At RAUS Global, we see this tension play out daily. One of our core beliefs is that sustainable agency relationships are built not just on scope and savings, but on aligned incentives and mutual empathy. We’ve worked with brands and agencies alike to shift language, reframe value, and translate between commercial strategy and creative ambition. What Jim and Joanne outlined on stage is what we do behind the scenes for our clients — and it’s long overdue for mainstream adoption.
Let’s Talk About Tools
The conversation also touched on procurement platforms and templates — those infamous Excel sheets that get passed around in RFPs. The advice? Don’t send them blindly. Customize. Humanize. And for agencies: don’t treat them as bureaucratic nonsense. They exist for a reason.
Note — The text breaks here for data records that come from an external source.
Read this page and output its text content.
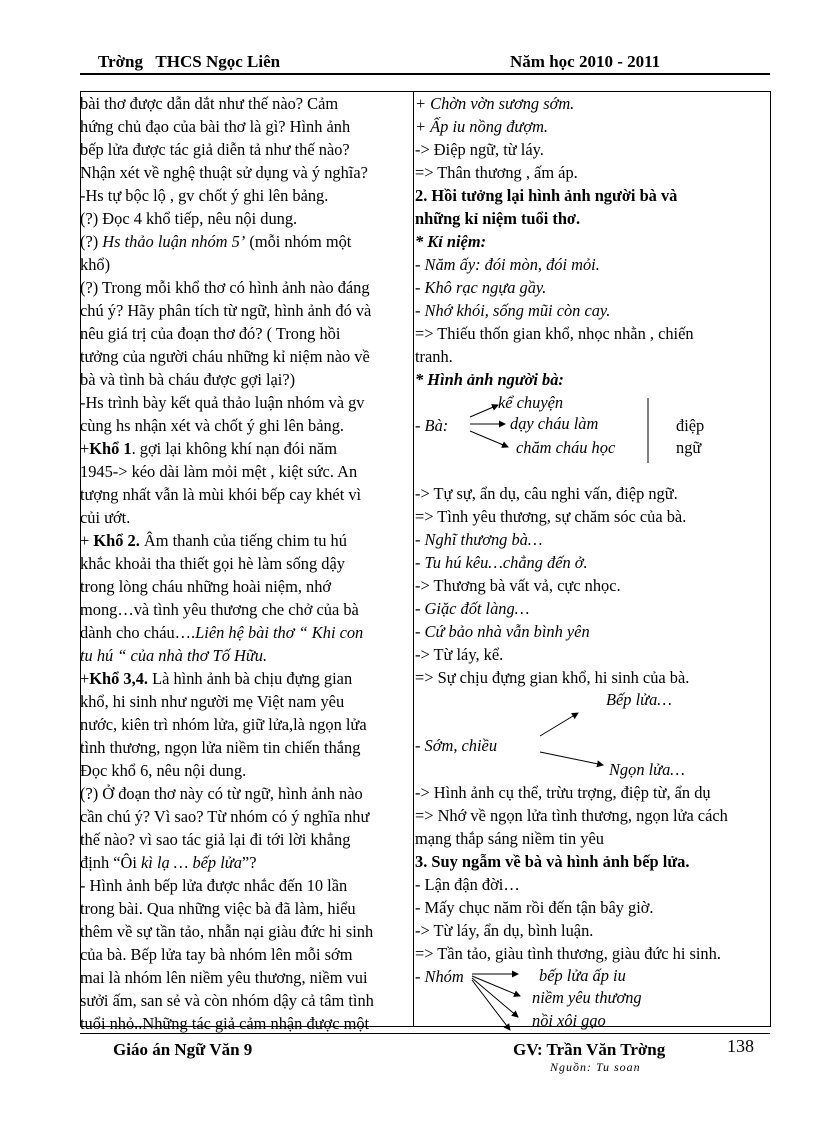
Trờng   THCS Ngọc Liên	Năm học 2010 - 2011
bài thơ được dẫn dắt như thế nào? Cảm
hứng chủ đạo của bài thơ là gì? Hình ảnh
bếp lửa được tác giả diễn tả như thế nào?
Nhận xét về nghệ thuật sử dụng và ý nghĩa?
-Hs tự bộc lộ , gv chốt ý ghi lên bảng.
(?) Đọc 4 khổ tiếp, nêu nội dung.
(?) Hs thảo luận nhóm 5’ (mỗi nhóm một
khổ)
(?) Trong mỗi khổ thơ có hình ảnh nào đáng
chú ý? Hãy phân tích từ ngữ, hình ảnh đó và
nêu giá trị của đoạn thơ đó? ( Trong hồi
tưởng của người cháu những kỉ niệm nào về
bà và tình bà cháu được gợi lại?)
-Hs trình bày kết quả thảo luận nhóm và gv
cùng hs nhận xét và chốt ý ghi lên bảng.
+Khổ 1. gợi lại không khí nạn đói năm
1945-> kéo dài làm mỏi mệt , kiệt sức. An
tượng nhất vẫn là mùi khói bếp cay khét vì
củi ướt.
+ Khổ 2. Âm thanh của tiếng chim tu hú
khắc khoải tha thiết gọi hè làm sống dậy
trong lòng cháu những hoài niệm, nhớ
mong…và tình yêu thương che chở của bà
dành cho cháu….Liên hệ bài thơ “ Khi con
tu hú “ của nhà thơ Tố Hữu.
+Khổ 3,4. Là hình ảnh bà chịu đựng gian
khổ, hi sinh như người mẹ Việt nam yêu
nước, kiên trì nhóm lửa, giữ lửa,là ngọn lửa
tình thương, ngọn lửa niềm tin chiến thắng
Đọc khổ 6, nêu nội dung.
(?) Ở đoạn thơ này có từ ngữ, hình ảnh nào
cần chú ý? Vì sao? Từ nhóm có ý nghĩa như
thế nào? vì sao tác giả lại đi tới lời khẳng
định “Ôi kì lạ … bếp lửa”?
- Hình ảnh bếp lửa được nhắc đến 10 lần
trong bài. Qua những việc bà đã làm, hiểu
thêm về sự tần tảo, nhẫn nại giàu đức hi sinh
của bà. Bếp lửa tay bà nhóm lên mỗi sớm
mai là nhóm lên niềm yêu thương, niềm vui
sưởi ấm, san sẻ và còn nhóm dậy cả tâm tình
tuổi nhỏ..Những tác giả cảm nhận được một
+ Chờn vờn sương sớm.
+ Ấp iu nồng đượm.
-> Điệp ngữ, từ láy.
=> Thân thương , ấm áp.
2. Hồi tưởng lại hình ảnh người bà và
những kỉ niệm tuổi thơ.
* Kỉ niệm:
- Năm ấy: đói mòn, đói mỏi.
- Khô rạc ngựa gầy.
- Nhớ khói, sống mũi còn cay.
=> Thiếu thốn gian khổ, nhọc nhằn , chiến
tranh.
* Hình ảnh người bà:
kể chuyện
- Bà:	dạy cháu làm
chăm cháu học
điệp
ngữ
-> Tự sự, ẩn dụ, câu nghi vấn, điệp ngữ.
=> Tình yêu thương, sự chăm sóc của bà.
- Nghĩ thương bà…
- Tu hú kêu…chẳng đến ở.
-> Thương bà vất vả, cực nhọc.
- Giặc đốt làng…
- Cứ bảo nhà vẫn bình yên
-> Từ láy, kể.
=> Sự chịu đựng gian khổ, hi sinh của bà.
Bếp lửa…
- Sớm, chiều
Ngọn lửa…
-> Hình ảnh cụ thể, trừu trợng, điệp từ, ẩn dụ
=> Nhớ về ngọn lửa tình thương, ngọn lửa cách
mạng thắp sáng niềm tin yêu
3. Suy ngẫm về bà và hình ảnh bếp lửa.
- Lận đận đời…
- Mấy chục năm rồi đến tận bây giờ.
-> Từ láy, ẩn dụ, bình luận.
=> Tần tảo, giàu tình thương, giàu đức hi sinh.
- Nhóm	bếp lửa ấp iu
niềm yêu thương
nồi xôi gạo
Giáo án Ngữ Văn 9	GV: Trần Văn Trờng	138
Nguồn: Tu soan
Jim made an important point here: procurement is often the translator between marketing and finance. “We’re speaking both languages — so help us make the case.”
In our client work, RAUS Global often find ourselves in the middle of careful translation and “homogenization” of diverse goals and aspirations so that everyone achieve successful outcomes together.
Real Stories, Real Stakes
What elevated the session beyond theory were the personal stories. Joanne shared one example from the early days of the pandemic, when a client in the travel sector had to cancel all agency contracts. One agency offered to pause retainers and stay on call, unpaid, until travel resumed. That act of partnership led to a contract renewal — and a relationship that continues today.
Jim recalled Diageo’s one-page creative brief process: all agencies were briefed simultaneously and pitched collaboratively. The best idea won — and everyone rallied around it. No hierarchy, no silos, just the best work rising to the top.
The Bottom Line
Toward the end of the session, Jim introduced a metaphor: the difference between a puzzle and a mystery. A mystery may never be solved. A puzzle can be. The agency-procurement relationship, he argued, is a puzzle — and it’s on all of us to solve it.
That starts with shared goals, honest communication, and a recognition that respect isn’t a nice-to-have — it’s the foundation of performance.
At RAUS Global, we believe solving this puzzle is not just possible — it’s essential. The future of marketing depends on partnerships that are built for today’s complexity: agile, transparent, and grounded in mutual accountability. This session reminded us just how far we still must go — and how much we all stand to gain by getting it right.
And just maybe — it starts with retiring the word “vendor.”